On June 25, 2026, multiple reports confirmed that Polymarket users lost approximately $2.94 million to $3 million in a suspected phishing attack. On-chain analyst Specter first flagged the breach, noting that funds were held as PUSD (Polymarket’s USD-pegged collateral token) and then swapped into ETH before being sent to a final address. So far, 11 victims have been identified, though the total may rise as investigators trace additional transactions.
The attack exploited social engineering tactics rather than a flaw in Polymarket’s platform.
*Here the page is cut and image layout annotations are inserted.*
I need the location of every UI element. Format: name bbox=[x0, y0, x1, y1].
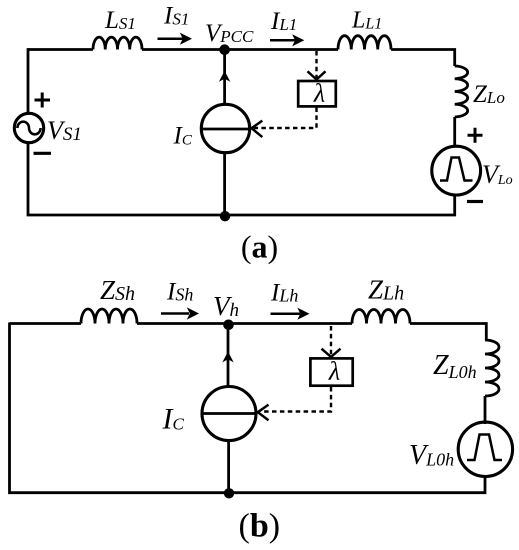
wire from V_PCC node down to current source (a) bbox=[223, 50, 226, 105]
wire right bottom segment (a) bbox=[28, 143, 455, 215]
dashed wire from top wire to lambda box (a) bbox=[315, 51, 317, 78]
svg-text:λ: λ bbox=[328, 357, 340, 386]
wire top-middle segment (b) bbox=[137, 322, 352, 325]
inductor L_L1 bbox=[338, 36, 391, 50]
current source I_C circle (b) bbox=[202, 387, 256, 441]
dashed wire from lambda box down and left to I_C (a) bbox=[254, 108, 317, 129]
source V_Lo circle bbox=[432, 146, 481, 195]
dashed wire from top wire to lambda box (b) bbox=[330, 326, 332, 355]
minus sign of V_Lo bbox=[467, 200, 483, 203]
wire left top segment (a) bbox=[28, 50, 30, 115]
current arrow I_L1 bbox=[270, 39, 295, 42]
arrowhead of I_C up arrow (b) bbox=[222, 352, 233, 363]
lambda box (a) bbox=[298, 81, 336, 106]
junction dot bottom (a) bbox=[220, 211, 230, 221]
sine wave of V_S1 bbox=[17, 122, 40, 135]
arrowhead into lambda box (b) bbox=[322, 349, 341, 357]
wire right bottom segment (b) bbox=[10, 323, 486, 493]
pulse waveform of V_L0h bbox=[467, 435, 502, 461]
current arrow I_S1 bbox=[158, 37, 184, 40]
current source I_C circle (a) bbox=[201, 104, 249, 152]
dashed wire from lambda box down and left to I_C (b) bbox=[264, 387, 331, 412]
arrowhead into lambda box (a) bbox=[308, 71, 326, 79]
open arrowhead at I_C (b) bbox=[258, 405, 269, 421]
inductor L_S1 bbox=[93, 37, 142, 49]
diameter line of I_C (b) bbox=[202, 412, 256, 415]
wire current source to bottom (a) bbox=[223, 153, 226, 216]
plus sign of V_Lo bbox=[468, 128, 483, 143]
svg-text:λ: λ bbox=[313, 79, 325, 108]
wire top-right segment (a) bbox=[391, 50, 455, 67]
current arrow I_Lh bbox=[271, 312, 301, 315]
plus sign of V_S1 bbox=[35, 93, 51, 108]
junction dot bottom (b) bbox=[224, 488, 234, 498]
diameter line of I_C (a) bbox=[201, 128, 249, 131]
node V_PCC dot bbox=[219, 44, 230, 55]
node V_h dot bbox=[223, 320, 234, 331]
wire from V_h node down to current source (b) bbox=[227, 325, 230, 387]
wire top-right segment (b) bbox=[410, 324, 486, 341]
svg-text:(b): (b) bbox=[239, 508, 281, 545]
source V_S1 circle bbox=[14, 113, 43, 142]
wire right segment above V_L0h (b) bbox=[484, 396, 487, 424]
wire top-left segment (a) bbox=[28, 48, 93, 51]
inductor Z_Sh bbox=[81, 309, 137, 324]
wire top-left segment (b) bbox=[10, 322, 82, 325]
minus sign of V_S1 bbox=[34, 152, 52, 155]
open arrowhead at I_C (a) bbox=[252, 121, 263, 138]
wire current source to bottom (b) bbox=[227, 441, 230, 493]
inductor Z_Lh bbox=[352, 310, 410, 324]
inductor Z_L0h bbox=[485, 340, 499, 396]
arrowhead of I_C up arrow (a) bbox=[219, 71, 230, 82]
pulse waveform of V_Lo bbox=[440, 158, 473, 181]
source V_L0h circle bbox=[458, 422, 512, 476]
wire top-middle segment (a) bbox=[142, 48, 338, 51]
lambda box (b) bbox=[310, 358, 352, 385]
wire right segment above V_Lo bbox=[453, 117, 456, 147]
current arrow I_Sh bbox=[161, 312, 189, 315]
svg-text:(a): (a) bbox=[241, 229, 278, 265]
inductor Z_Lo bbox=[455, 66, 468, 117]
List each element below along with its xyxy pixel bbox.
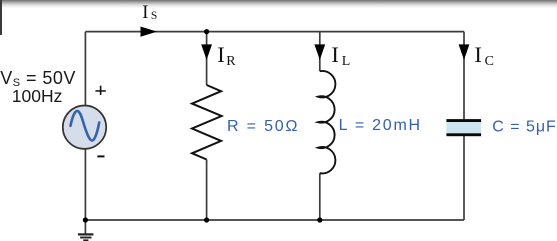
svg-text:I: I (142, 3, 148, 23)
svg-text:C: C (485, 54, 494, 69)
svg-text:L = 20mH: L = 20mH (339, 117, 421, 134)
svg-text:I: I (331, 42, 339, 67)
svg-text:100Hz: 100Hz (12, 86, 63, 106)
svg-text:C = 5μF: C = 5μF (492, 118, 556, 135)
svg-text:S: S (151, 10, 157, 22)
svg-text:L: L (342, 54, 351, 69)
svg-text:R = 50Ω: R = 50Ω (227, 118, 298, 135)
svg-text:I: I (217, 42, 225, 67)
svg-text:I: I (474, 42, 482, 67)
svg-text:R: R (226, 54, 236, 69)
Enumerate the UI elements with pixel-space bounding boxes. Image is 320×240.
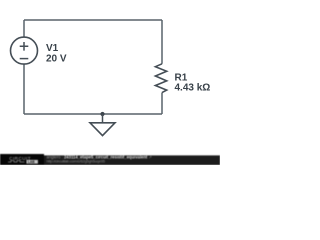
junction node dot on ground net — [100, 112, 104, 116]
resistor R1 zigzag body — [155, 64, 166, 93]
wire right lower (R1 bottom lead) — [161, 93, 163, 114]
wire top (node between V1+ and R1) — [24, 19, 162, 21]
wire bottom (ground net) — [24, 113, 162, 115]
logo waveform — [8, 161, 25, 162]
wire left lower (V1 bottom lead) — [23, 64, 25, 114]
V1 minus sign — [20, 58, 29, 60]
wire right upper (R1 top lead) — [161, 20, 163, 64]
svg-text:LAB: LAB — [28, 160, 35, 164]
svg-text:20 V: 20 V — [46, 53, 67, 64]
footer attribution bar — [0, 154, 220, 165]
voltage source V1 body — [11, 37, 38, 64]
ground triangle symbol — [90, 123, 115, 136]
wire left upper (V1 top lead) — [23, 20, 25, 37]
logo LAB box — [27, 160, 38, 164]
V1 plus sign — [20, 42, 29, 51]
ground stem wire — [102, 114, 104, 123]
CircuitLab logo block — [0, 154, 44, 165]
svg-text:http://circuitlab.com/c/62g5gh: http://circuitlab.com/c/62g5gh5uqe95 — [47, 158, 106, 163]
svg-text:4.43 kΩ: 4.43 kΩ — [175, 83, 211, 94]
Earlier this month, a separate case saw a user lose over $2 million after entering a one-time password on a fake Polymarket site, compromising a Magic Link wallet. Polymarket’s VP of Engineering stressed that the breach occurred on a scam site, not the official platform. This latest incident follows a $520,000 drain from Polymarket’s UMA CTF Adapter contract in May, caused by a compromised deployer key.
Airdrop speculation likely intensified the threat. Speculation around a potential POLY token airdrop grew after Polymarket updated its FAQ page to remove language denying plans for a token. The team had previously confirmed airdrop intentions, leading users to adjust trading behavior in hopes of qualifying. Scammers exploited this hype with fake eligibility checkers and claim pages, luring victims into approving malicious transactions.
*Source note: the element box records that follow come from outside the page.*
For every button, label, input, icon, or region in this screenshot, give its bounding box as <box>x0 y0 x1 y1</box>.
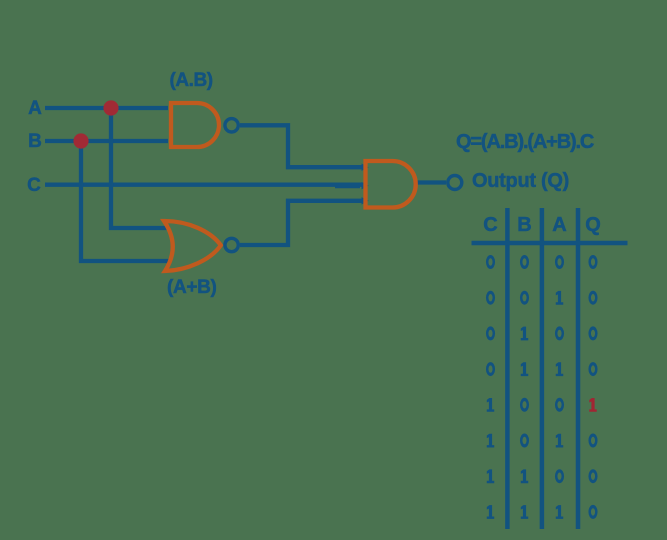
svg-text:C: C <box>483 214 497 236</box>
svg-text:A: A <box>552 214 566 236</box>
svg-text:Q=(A.B).(A+B).C: Q=(A.B).(A+B).C <box>456 131 594 153</box>
svg-text:Output (Q): Output (Q) <box>472 170 569 192</box>
svg-text:B: B <box>28 131 42 152</box>
svg-text:(A+B): (A+B) <box>167 277 216 298</box>
svg-text:(A.B): (A.B) <box>170 70 213 91</box>
svg-text:Q: Q <box>585 214 601 236</box>
svg-text:B: B <box>517 214 531 236</box>
svg-text:A: A <box>28 98 42 119</box>
svg-text:C: C <box>27 175 41 196</box>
Beyond phishing, Polymarket faces other security and reputational issues. A GitHub copy-trading bot was found with code to steal private keys, and a compromised GitHub organization distributed fake trading bots. Additionally, a Wall Street Journal investigation revealed that Polymarket paid influencers to post scripted videos showing fake profits, eroding trust. With prediction market open interest recently hitting a record $1.48 billion, these incidents cast a shadow over user safety on the platform.